Per chi non vuole invece esercitare la propria forza contro questi piccoli vampiri succhia sangue esistono altre soluzioni.
Uno dei rimedi naturali più noti vede l’utilizzo del caffè. Basta infatti bruciare un po’ di polvere su un piattino ricoperto di carta di alluminio con una lenta combustione. L’odore forte di bruciato metterà in fuga i nostri odiati nemici. Il caffè liquido nebulizzato nelle zone infestate o più esposte o in chicchi nelle piante o nei ristagni d’acqua, sono utili varianti nell’utilizzo di questo potente deterrente naturale.
non mancano i più antici rimedi elettrici basati su cattura e “frittura” che da sempre hanno segnato la nostra sensibilità nei confronti degli insetti.
2. 5 piante anti-zanzare
Esistono diverse varietà di piante che essere validi alleati nella lotta contro le zanzare. Possono essere comodamente coltivate sul terrazzo o sulla veranda di casa, danno colore e profumi: calendula, citronella, menta, basilico, lavanda sono piante con odori forti, graditi agli essere umani ma perfetti come anti-zanzare. Calendula e citronella, ad esempio, sono utilizzati nei prodotti repellenti che troviamo nei negozi specializzati o sugli scaffali dei supermercati. Menta e basilico poi trovano impiego anche in cucina. Tutte queste piante sono facili da trovare nei negozi di vicinato sotto casa o anche online. Basta un po’ di attenzione nei confronti della pianta e si ottiene rimedio efficace H24.
3. La lampada Usb
Per chi poi non ha il pollice verde ed è fondamentalmente pigro, può tornare sulla via degli strumenti tecnologici. L’ultimo prodotto dell’ingegno umano pè una lampada anti zanzara Usb. Oggetto di design moderno e poco ingombrante, al contrario dei suoi predecessori “friggi zanzara” non ha le controindicazioni del rumore e del cattivo odore dell’insetto bruciato perché usa un principio diverso non bruciandolo con la corrente ma disidratandolo con l’aria. La luce (su una lunghezza d’onda di 365 Nanometri nel campo dell’Ultra Violetto) attira l’insetto, mentre una ventola a bassa velocità di rotazione e quindi a bassa rumorosità, lo cattura lo spinge giù, all’interno della lampada, in una camera di disidratazione con fori tali da consentire l’uscita dell’aria convogliata ma non all’insetto che resta imprigionato e viene in poco tempo disidratato.

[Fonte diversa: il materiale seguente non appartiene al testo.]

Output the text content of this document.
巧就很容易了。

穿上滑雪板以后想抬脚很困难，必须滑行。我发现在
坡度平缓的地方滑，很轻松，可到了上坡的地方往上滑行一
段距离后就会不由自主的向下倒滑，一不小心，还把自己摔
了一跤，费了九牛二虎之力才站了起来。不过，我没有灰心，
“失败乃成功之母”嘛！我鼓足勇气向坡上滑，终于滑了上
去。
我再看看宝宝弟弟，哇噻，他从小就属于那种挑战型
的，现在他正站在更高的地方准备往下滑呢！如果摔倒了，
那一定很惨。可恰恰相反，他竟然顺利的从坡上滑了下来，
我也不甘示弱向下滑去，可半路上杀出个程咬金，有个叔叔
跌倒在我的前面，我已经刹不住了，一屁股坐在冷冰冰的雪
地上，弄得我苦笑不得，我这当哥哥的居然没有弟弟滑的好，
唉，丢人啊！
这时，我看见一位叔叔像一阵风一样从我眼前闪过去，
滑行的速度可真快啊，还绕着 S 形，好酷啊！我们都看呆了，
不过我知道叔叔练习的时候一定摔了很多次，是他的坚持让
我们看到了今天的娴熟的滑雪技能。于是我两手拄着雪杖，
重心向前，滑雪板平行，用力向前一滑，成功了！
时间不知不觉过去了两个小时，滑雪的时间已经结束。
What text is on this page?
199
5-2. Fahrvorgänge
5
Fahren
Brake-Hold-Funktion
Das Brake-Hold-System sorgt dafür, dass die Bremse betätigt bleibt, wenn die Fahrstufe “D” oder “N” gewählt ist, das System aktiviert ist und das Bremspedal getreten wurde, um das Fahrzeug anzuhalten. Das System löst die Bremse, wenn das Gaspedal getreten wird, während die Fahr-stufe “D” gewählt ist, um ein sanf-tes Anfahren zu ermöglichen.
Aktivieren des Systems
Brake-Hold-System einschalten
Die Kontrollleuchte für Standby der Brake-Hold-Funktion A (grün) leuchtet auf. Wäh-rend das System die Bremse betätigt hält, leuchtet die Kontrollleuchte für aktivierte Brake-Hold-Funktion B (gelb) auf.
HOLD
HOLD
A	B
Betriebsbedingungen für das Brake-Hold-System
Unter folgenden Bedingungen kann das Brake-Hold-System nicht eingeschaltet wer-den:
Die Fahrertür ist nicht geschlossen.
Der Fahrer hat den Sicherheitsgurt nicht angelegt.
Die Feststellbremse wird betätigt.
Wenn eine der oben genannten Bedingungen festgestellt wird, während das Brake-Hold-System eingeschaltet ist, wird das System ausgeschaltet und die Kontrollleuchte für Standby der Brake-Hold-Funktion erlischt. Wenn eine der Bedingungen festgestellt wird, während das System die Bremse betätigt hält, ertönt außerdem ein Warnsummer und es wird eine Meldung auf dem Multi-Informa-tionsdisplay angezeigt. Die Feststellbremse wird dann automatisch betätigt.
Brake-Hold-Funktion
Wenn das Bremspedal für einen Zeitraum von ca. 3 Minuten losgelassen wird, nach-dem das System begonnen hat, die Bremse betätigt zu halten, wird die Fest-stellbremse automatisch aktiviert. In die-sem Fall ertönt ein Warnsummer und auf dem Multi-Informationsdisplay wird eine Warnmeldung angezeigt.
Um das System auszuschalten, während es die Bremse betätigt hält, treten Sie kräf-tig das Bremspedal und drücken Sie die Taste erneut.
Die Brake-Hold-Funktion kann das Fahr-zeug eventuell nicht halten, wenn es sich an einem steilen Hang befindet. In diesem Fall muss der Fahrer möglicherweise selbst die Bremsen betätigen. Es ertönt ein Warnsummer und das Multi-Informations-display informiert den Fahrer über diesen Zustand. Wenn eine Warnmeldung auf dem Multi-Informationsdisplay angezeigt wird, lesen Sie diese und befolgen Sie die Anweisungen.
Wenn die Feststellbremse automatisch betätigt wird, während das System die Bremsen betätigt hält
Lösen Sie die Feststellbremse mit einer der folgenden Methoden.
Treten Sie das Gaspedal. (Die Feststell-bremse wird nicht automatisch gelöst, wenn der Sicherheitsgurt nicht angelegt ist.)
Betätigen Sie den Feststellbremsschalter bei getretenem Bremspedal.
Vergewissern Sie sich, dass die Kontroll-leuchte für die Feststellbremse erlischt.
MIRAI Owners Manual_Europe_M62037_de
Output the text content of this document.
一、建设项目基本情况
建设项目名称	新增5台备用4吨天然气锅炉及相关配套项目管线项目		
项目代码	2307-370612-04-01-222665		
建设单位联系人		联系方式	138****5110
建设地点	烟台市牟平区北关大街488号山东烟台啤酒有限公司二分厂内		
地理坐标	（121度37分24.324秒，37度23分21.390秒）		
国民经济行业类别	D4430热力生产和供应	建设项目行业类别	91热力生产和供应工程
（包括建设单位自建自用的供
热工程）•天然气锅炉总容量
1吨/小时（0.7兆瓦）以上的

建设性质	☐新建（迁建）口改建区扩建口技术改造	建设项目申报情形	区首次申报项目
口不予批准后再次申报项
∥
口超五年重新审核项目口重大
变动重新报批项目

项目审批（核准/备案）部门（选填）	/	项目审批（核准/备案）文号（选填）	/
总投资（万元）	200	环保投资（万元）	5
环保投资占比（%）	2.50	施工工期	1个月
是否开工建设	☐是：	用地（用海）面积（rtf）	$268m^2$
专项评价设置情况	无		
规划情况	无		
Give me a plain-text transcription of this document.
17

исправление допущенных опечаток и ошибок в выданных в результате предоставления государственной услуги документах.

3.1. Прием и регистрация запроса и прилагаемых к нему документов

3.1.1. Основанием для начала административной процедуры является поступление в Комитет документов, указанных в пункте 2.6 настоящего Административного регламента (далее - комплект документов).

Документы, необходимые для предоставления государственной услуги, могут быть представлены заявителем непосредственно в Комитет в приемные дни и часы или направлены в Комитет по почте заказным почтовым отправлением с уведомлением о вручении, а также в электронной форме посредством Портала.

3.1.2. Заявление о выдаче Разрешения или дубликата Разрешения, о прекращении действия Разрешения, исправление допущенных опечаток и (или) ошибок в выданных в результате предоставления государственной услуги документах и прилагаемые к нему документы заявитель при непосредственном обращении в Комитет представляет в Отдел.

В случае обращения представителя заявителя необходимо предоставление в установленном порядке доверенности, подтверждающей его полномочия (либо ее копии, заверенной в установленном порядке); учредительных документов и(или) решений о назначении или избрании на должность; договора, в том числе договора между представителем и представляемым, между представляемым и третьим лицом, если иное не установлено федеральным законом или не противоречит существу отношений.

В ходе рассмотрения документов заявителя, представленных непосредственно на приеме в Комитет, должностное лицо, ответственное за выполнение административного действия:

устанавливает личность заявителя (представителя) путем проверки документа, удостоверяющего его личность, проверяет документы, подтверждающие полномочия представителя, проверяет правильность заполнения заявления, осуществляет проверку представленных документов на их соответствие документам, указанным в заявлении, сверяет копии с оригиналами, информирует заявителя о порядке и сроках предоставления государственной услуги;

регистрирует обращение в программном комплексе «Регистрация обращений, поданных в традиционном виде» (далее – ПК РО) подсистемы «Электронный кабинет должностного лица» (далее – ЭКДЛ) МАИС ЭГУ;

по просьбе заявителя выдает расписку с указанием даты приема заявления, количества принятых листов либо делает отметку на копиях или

La luce a led, la particolare forma a cono rovesciato e la ventola a bassa velocità di rotazione rendono questa lampada a basso effetto impattante così da poterla usare anche durante la notte. Il basso consumo elettrico e una spina Usb rendono poi la lampada utilizzabile ovunque, anche in spazi aperti in una calda notte d’estate. Basta avere una powerbank per il cellulare.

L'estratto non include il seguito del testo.